Sometimes I myself feel that a patient that I am treating is not receiving care which is in their best interests, but the parents do feel that. We always try to avoid over-riding the parents wishes, working on compromises that are acceptable to the team, leading to days, or sometimes weeks, where many members of the team feel morally distressed. Unlike the caricature of the paternalistic over-invasive doctor imposing harmful treatments on a poor baby, by far the most common disagreements involve parents wanting to proceed with intensive care options that we feel are unlikely to succeed, or sometimes it is because of a different definition of “success”.

The authors of this review (Prentice TM, et al. The use and misuse of moral distress in neonatology. Seminars in fetal & neonatal medicine. 2017) encourage a process of self-reflection which can be used to build a type of moral resilience, to allow an appreciation of the complexities we deal with, prevent burnout, and encourage ongoing involvement, with a sort of moral courage.

After doing this for almost 40 years, I do not think that ethical conflicts are avoidable in neonatology, or in other critical care areas. I don’t actually they are any more or less frequent than in the past; we can do more, we are more able to support babies at more extreme degrees of illness, we also know much more about the long-term futures of our babies, when studied as groups of infants, but at the same time I am much less definite about my ability to predict what the future of an individual child will hold.

When I feel constrained to provide care that no longer seems in the child’s best interest (usually because of parental desires) it can create distress. Fortunately I work in an NICU where we frequently have open and wide-ranging multidisciplinary discussions about such cases. These really help the team to realize the diversity of opinions about the best course of action, that no-one is blind to the multiple potential courses of action, but are thoughtfully trying to seek what is optimal for the baby and family. We also often acknowledge the difficulty it may pose to the bedside nurse who spends many hours a day with a baby who is not being treated according to their own opinion of the right thing to do.
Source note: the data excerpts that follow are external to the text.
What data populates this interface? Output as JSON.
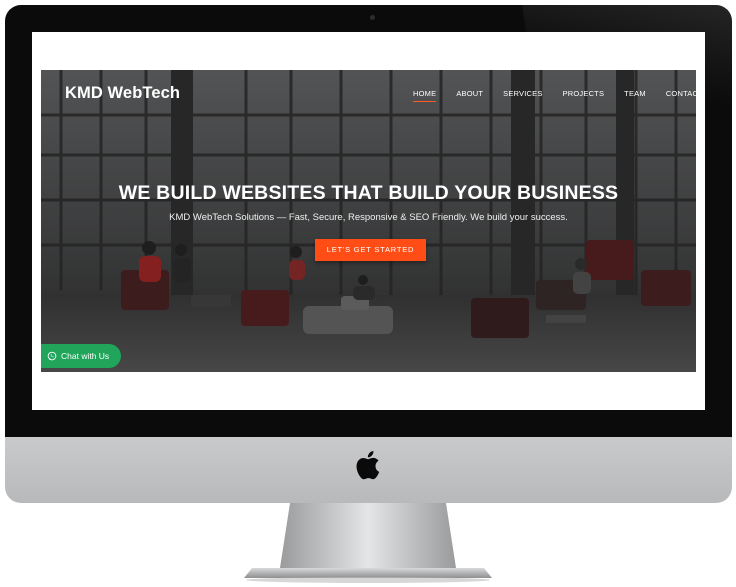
{
  "site": {
    "brand": "KMD WebTech",
    "nav": [
      {
        "label": "HOME",
        "active": true
      },
      {
        "label": "ABOUT",
        "active": false
      },
      {
        "label": "SERVICES",
        "active": false
      },
      {
        "label": "PROJECTS",
        "active": false
      },
      {
        "label": "TEAM",
        "active": false
      },
      {
        "label": "CONTACT",
        "active": false
      }
    ],
    "hero": {
      "title": "WE BUILD WEBSITES THAT BUILD YOUR BUSINESS",
      "subtitle": "KMD WebTech Solutions — Fast, Secure, Responsive & SEO Friendly. We build your success.",
      "cta_label": "LET'S GET STARTED"
    },
    "chat_label": "Chat with Us"
  },
  "colors": {
    "accent": "#ff4d15",
    "chat": "#20a55b",
    "bezel": "#0b0b0c",
    "chin": "#c2c3c5"
  },
  "icons": {
    "device_logo": "apple-logo-icon",
    "chat": "whatsapp-icon"
  }
}
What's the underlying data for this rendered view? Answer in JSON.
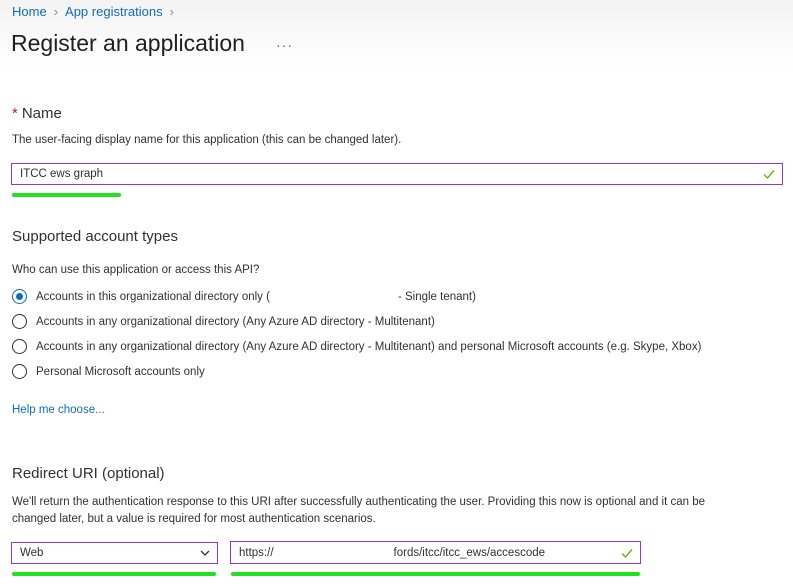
{
  "breadcrumb": {
    "items": [
      "Home",
      "App registrations"
    ]
  },
  "header": {
    "title": "Register an application",
    "more": "···"
  },
  "name": {
    "required_marker": "*",
    "label": "Name",
    "description": "The user-facing display name for this application (this can be changed later).",
    "value": "ITCC ews graph"
  },
  "account_types": {
    "label": "Supported account types",
    "question": "Who can use this application or access this API?",
    "options": [
      {
        "label_start": "Accounts in this organizational directory only (",
        "label_end": " - Single tenant)",
        "checked": true
      },
      {
        "label": "Accounts in any organizational directory (Any Azure AD directory - Multitenant)",
        "checked": false
      },
      {
        "label": "Accounts in any organizational directory (Any Azure AD directory - Multitenant) and personal Microsoft accounts (e.g. Skype, Xbox)",
        "checked": false
      },
      {
        "label": "Personal Microsoft accounts only",
        "checked": false
      }
    ],
    "help_link": "Help me choose..."
  },
  "redirect": {
    "label": "Redirect URI (optional)",
    "description_line1": "We'll return the authentication response to this URI after successfully authenticating the user. Providing this now is optional and it can be",
    "description_line2": "changed later, but a value is required for most authentication scenarios.",
    "platform": "Web",
    "uri_prefix": "https://",
    "uri_suffix": "fords/itcc/itcc_ews/accescode"
  },
  "colors": {
    "accent": "#0f6cbd",
    "focus_border": "#8a3bc9",
    "valid_check": "#6bb700",
    "highlight": "#1ee31e",
    "required": "#a4262c"
  }
}
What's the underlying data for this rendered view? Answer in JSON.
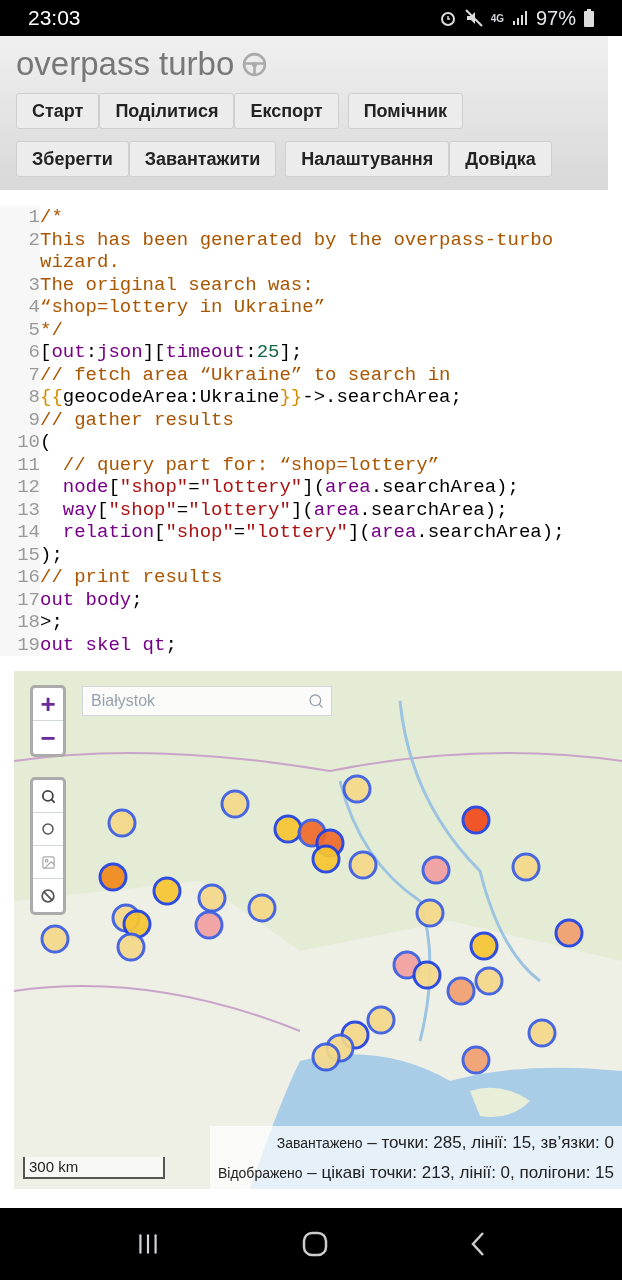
{
  "status_bar": {
    "time": "23:03",
    "network": "4G",
    "battery": "97%"
  },
  "header": {
    "title": "overpass turbo",
    "toolbar_rows": [
      {
        "groups": [
          [
            "Старт",
            "Поділитися",
            "Експорт"
          ],
          [
            "Помічник"
          ]
        ]
      },
      {
        "groups": [
          [
            "Зберегти",
            "Завантажити"
          ],
          [
            "Налаштування",
            "Довідка"
          ]
        ]
      }
    ]
  },
  "editor": {
    "lines": [
      {
        "number": "1",
        "tokens": [
          {
            "kind": "comment",
            "text": "/*"
          }
        ]
      },
      {
        "number": "2",
        "tokens": [
          {
            "kind": "comment",
            "text": "This has been generated by the overpass-turbo wizard."
          }
        ]
      },
      {
        "number": "3",
        "tokens": [
          {
            "kind": "comment",
            "text": "The original search was:"
          }
        ]
      },
      {
        "number": "4",
        "tokens": [
          {
            "kind": "comment",
            "text": "“shop=lottery in Ukraine”"
          }
        ]
      },
      {
        "number": "5",
        "tokens": [
          {
            "kind": "comment",
            "text": "*/"
          }
        ]
      },
      {
        "number": "6",
        "tokens": [
          {
            "kind": "plain",
            "text": "["
          },
          {
            "kind": "keyword",
            "text": "out"
          },
          {
            "kind": "plain",
            "text": ":"
          },
          {
            "kind": "keyword",
            "text": "json"
          },
          {
            "kind": "plain",
            "text": "]["
          },
          {
            "kind": "keyword",
            "text": "timeout"
          },
          {
            "kind": "plain",
            "text": ":"
          },
          {
            "kind": "number",
            "text": "25"
          },
          {
            "kind": "plain",
            "text": "];"
          }
        ]
      },
      {
        "number": "7",
        "tokens": [
          {
            "kind": "comment",
            "text": "// fetch area “Ukraine” to search in"
          }
        ]
      },
      {
        "number": "8",
        "tokens": [
          {
            "kind": "template",
            "text": "{{"
          },
          {
            "kind": "plain",
            "text": "geocodeArea:Ukraine"
          },
          {
            "kind": "template",
            "text": "}}"
          },
          {
            "kind": "plain",
            "text": "->.searchArea;"
          }
        ]
      },
      {
        "number": "9",
        "tokens": [
          {
            "kind": "comment",
            "text": "// gather results"
          }
        ]
      },
      {
        "number": "10",
        "tokens": [
          {
            "kind": "plain",
            "text": "("
          }
        ]
      },
      {
        "number": "11",
        "tokens": [
          {
            "kind": "comment",
            "text": "  // query part for: “shop=lottery”"
          }
        ]
      },
      {
        "number": "12",
        "tokens": [
          {
            "kind": "keyword",
            "text": "  node"
          },
          {
            "kind": "plain",
            "text": "["
          },
          {
            "kind": "string",
            "text": "\"shop\""
          },
          {
            "kind": "plain",
            "text": "="
          },
          {
            "kind": "string",
            "text": "\"lottery\""
          },
          {
            "kind": "plain",
            "text": "]("
          },
          {
            "kind": "keyword",
            "text": "area"
          },
          {
            "kind": "plain",
            "text": ".searchArea);"
          }
        ]
      },
      {
        "number": "13",
        "tokens": [
          {
            "kind": "keyword",
            "text": "  way"
          },
          {
            "kind": "plain",
            "text": "["
          },
          {
            "kind": "string",
            "text": "\"shop\""
          },
          {
            "kind": "plain",
            "text": "="
          },
          {
            "kind": "string",
            "text": "\"lottery\""
          },
          {
            "kind": "plain",
            "text": "]("
          },
          {
            "kind": "keyword",
            "text": "area"
          },
          {
            "kind": "plain",
            "text": ".searchArea);"
          }
        ]
      },
      {
        "number": "14",
        "tokens": [
          {
            "kind": "keyword",
            "text": "  relation"
          },
          {
            "kind": "plain",
            "text": "["
          },
          {
            "kind": "string",
            "text": "\"shop\""
          },
          {
            "kind": "plain",
            "text": "="
          },
          {
            "kind": "string",
            "text": "\"lottery\""
          },
          {
            "kind": "plain",
            "text": "]("
          },
          {
            "kind": "keyword",
            "text": "area"
          },
          {
            "kind": "plain",
            "text": ".searchArea);"
          }
        ]
      },
      {
        "number": "15",
        "tokens": [
          {
            "kind": "plain",
            "text": ");"
          }
        ]
      },
      {
        "number": "16",
        "tokens": [
          {
            "kind": "comment",
            "text": "// print results"
          }
        ]
      },
      {
        "number": "17",
        "tokens": [
          {
            "kind": "keyword",
            "text": "out body"
          },
          {
            "kind": "plain",
            "text": ";"
          }
        ]
      },
      {
        "number": "18",
        "tokens": [
          {
            "kind": "plain",
            "text": ">;"
          }
        ]
      },
      {
        "number": "19",
        "tokens": [
          {
            "kind": "keyword",
            "text": "out skel qt"
          },
          {
            "kind": "plain",
            "text": ";"
          }
        ]
      }
    ]
  },
  "map": {
    "search": {
      "placeholder": "Białystok"
    },
    "zoom_in": "+",
    "zoom_out": "−",
    "scale": "300 km",
    "stats": [
      {
        "label": "Завантажено",
        "value": " – точки: 285, лінії: 15, зв’язки: 0"
      },
      {
        "label": "Відображено",
        "value": " – цікаві точки: 213, лінії: 0, полігони: 15"
      }
    ]
  }
}
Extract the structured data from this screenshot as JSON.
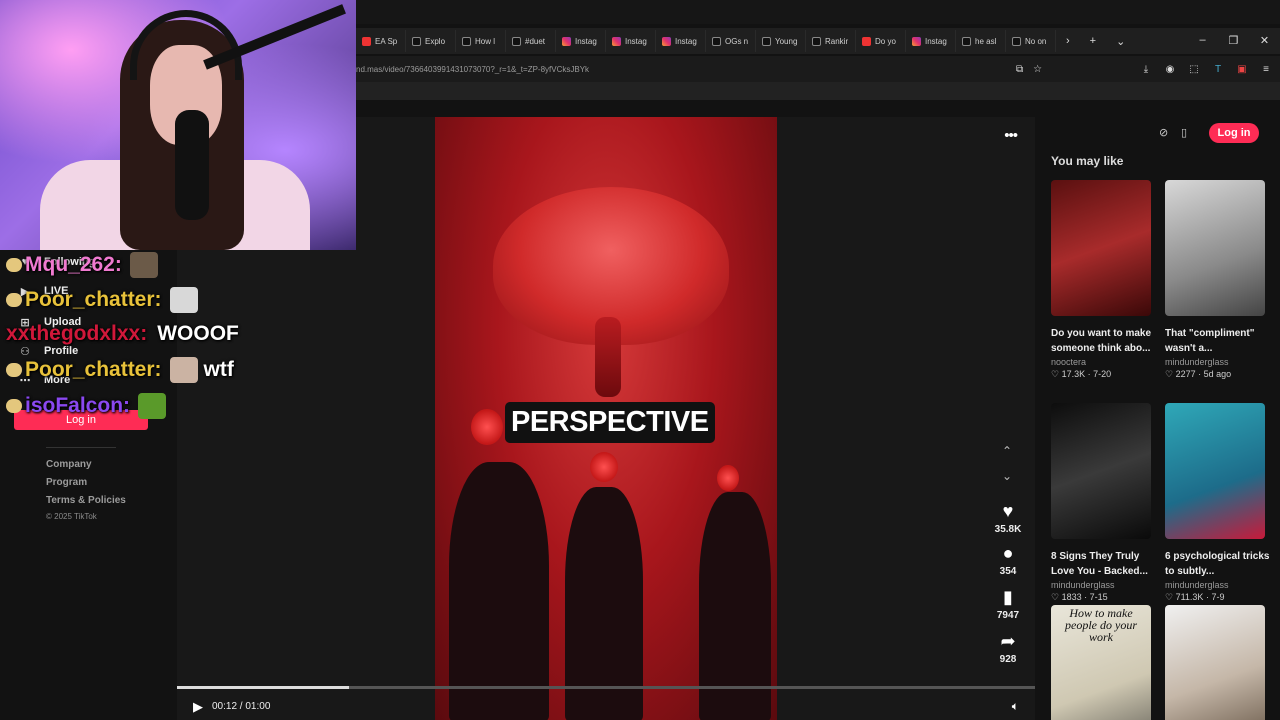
{
  "browser": {
    "tabs": [
      {
        "label": "EA Sp",
        "icon": "youtube-icon"
      },
      {
        "label": "Explo",
        "icon": "tiktok-icon"
      },
      {
        "label": "How l",
        "icon": "tiktok-icon"
      },
      {
        "label": "#duet",
        "icon": "tiktok-icon"
      },
      {
        "label": "Instag",
        "icon": "instagram-icon"
      },
      {
        "label": "Instag",
        "icon": "instagram-icon"
      },
      {
        "label": "Instag",
        "icon": "instagram-icon"
      },
      {
        "label": "OGs n",
        "icon": "tiktok-icon"
      },
      {
        "label": "Young",
        "icon": "tiktok-icon"
      },
      {
        "label": "Rankir",
        "icon": "tiktok-icon"
      },
      {
        "label": "Do yo",
        "icon": "youtube-icon"
      },
      {
        "label": "Instag",
        "icon": "instagram-icon"
      },
      {
        "label": "he asl",
        "icon": "tiktok-icon"
      },
      {
        "label": "No on",
        "icon": "tiktok-icon"
      }
    ],
    "url": "nd.mas/video/7366403991431073070?_r=1&_t=ZP-8yfVCksJBYk"
  },
  "sidebar": {
    "nav": [
      {
        "label": "Following",
        "icon": "following-icon"
      },
      {
        "label": "LIVE",
        "icon": "live-icon"
      },
      {
        "label": "Upload",
        "icon": "upload-icon"
      },
      {
        "label": "Profile",
        "icon": "profile-icon"
      },
      {
        "label": "More",
        "icon": "more-icon"
      }
    ],
    "login_label": "Log in",
    "footer": [
      "Company",
      "Program",
      "Terms & Policies"
    ],
    "copyright": "© 2025 TikTok"
  },
  "video": {
    "caption": "PERSPECTIVE",
    "likes": "35.8K",
    "comments": "354",
    "saves": "7947",
    "shares": "928",
    "time": "00:12 / 01:00",
    "progress": 0.2
  },
  "header": {
    "login_label": "Log in"
  },
  "recommendations": {
    "heading": "You may like",
    "cards": [
      {
        "title": "Do you want to make someone think abo...",
        "author": "nooctera",
        "likes": "17.3K",
        "date": "7-20",
        "thumb_text": ""
      },
      {
        "title": "That \"compliment\" wasn't a...",
        "author": "mindunderglass",
        "likes": "2277",
        "date": "5d ago",
        "thumb_text": ""
      },
      {
        "title": "8 Signs They Truly Love You - Backed...",
        "author": "mindunderglass",
        "likes": "1833",
        "date": "7-15",
        "thumb_text": ""
      },
      {
        "title": "6 psychological tricks to subtly...",
        "author": "mindunderglass",
        "likes": "711.3K",
        "date": "7-9",
        "thumb_text": ""
      },
      {
        "title": "",
        "author": "",
        "likes": "",
        "date": "",
        "thumb_text": "How to make people do your work"
      },
      {
        "title": "",
        "author": "",
        "likes": "",
        "date": "",
        "thumb_text": ""
      }
    ]
  },
  "chat": [
    {
      "user": "Mqu_262:",
      "message": "",
      "color": "#f07ad0"
    },
    {
      "user": "Poor_chatter:",
      "message": "",
      "color": "#e8c23a"
    },
    {
      "user": "xxthegodxlxx:",
      "message": "WOOOF",
      "color": "#d0183a"
    },
    {
      "user": "Poor_chatter:",
      "message": "wtf",
      "color": "#e8c23a"
    },
    {
      "user": "isoFalcon:",
      "message": "",
      "color": "#8a48f0"
    }
  ]
}
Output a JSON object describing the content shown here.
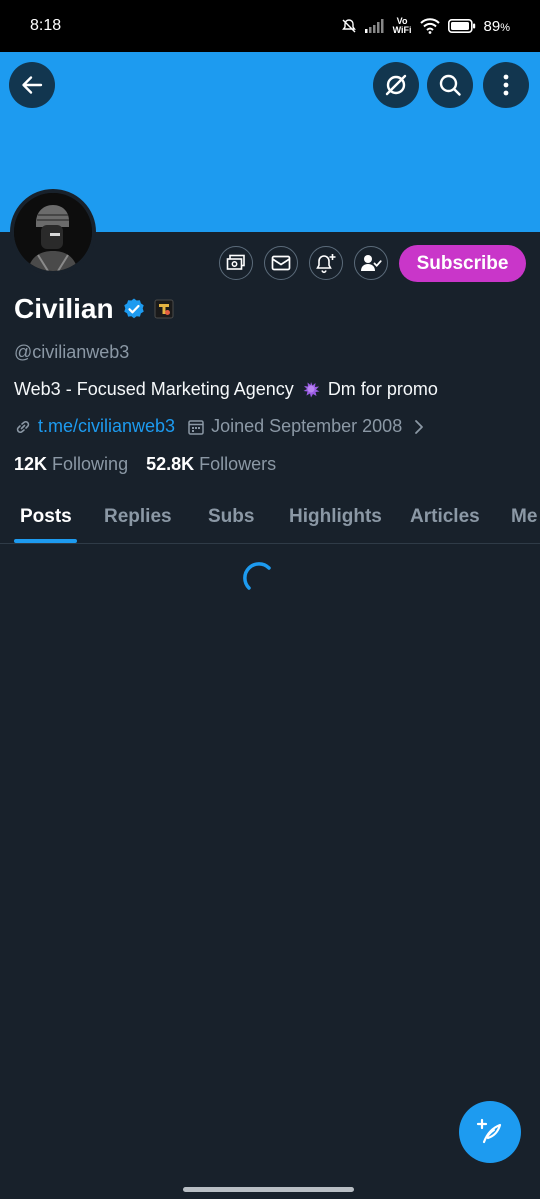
{
  "status_bar": {
    "time": "8:18",
    "network_label_top": "Vo",
    "network_label_bottom": "WiFi",
    "battery": "89",
    "battery_unit": "%"
  },
  "header": {
    "back_icon": "arrow-left-icon",
    "grok_icon": "slash-circle-icon",
    "search_icon": "search-icon",
    "more_icon": "more-vertical-icon",
    "banner_color": "#1d9bf0"
  },
  "profile": {
    "name": "Civilian",
    "handle": "@civilianweb3",
    "bio_text": "Web3 - Focused Marketing Agency",
    "bio_text_end": "Dm for promo",
    "link": "t.me/civilianweb3",
    "joined": "Joined September 2008",
    "following_count": "12K",
    "following_label": "Following",
    "followers_count": "52.8K",
    "followers_label": "Followers",
    "subscribe_label": "Subscribe",
    "subscribe_color": "#c936c9"
  },
  "tabs": [
    {
      "label": "Posts",
      "active": true
    },
    {
      "label": "Replies",
      "active": false
    },
    {
      "label": "Subs",
      "active": false
    },
    {
      "label": "Highlights",
      "active": false
    },
    {
      "label": "Articles",
      "active": false
    },
    {
      "label": "Me",
      "active": false
    }
  ],
  "accent_color": "#1d9bf0"
}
I think this really helps to avoid statements such as “she’s always pro-life” or “he’s often ready to stop before anyone else”, but to, rather, appreciate the struggle we all go through to make the best decisions for our babies.

I think this approach in our unit (we are unique, I think in having three neonatologists who are also PhDs in clinical ethics!) reflects many of the suggestions of this review article as ways to reduce the impacts of moral distress; and, in fact, reflects much of what I have read about the so-called “Schwartz rounds”, an article about which has just appeared, promoting such rounds as a way of encouraging compassionate care in children’s hospital. That proposal irritates me a bit, as I have never noted a lack of compassion in children’s hospitals, or in general hospitals either! On the other hand, I do think that transparent, inclusive, multidisciplinary discussions about our most problematic cases can make a big difference to the emotional state of the caregivers.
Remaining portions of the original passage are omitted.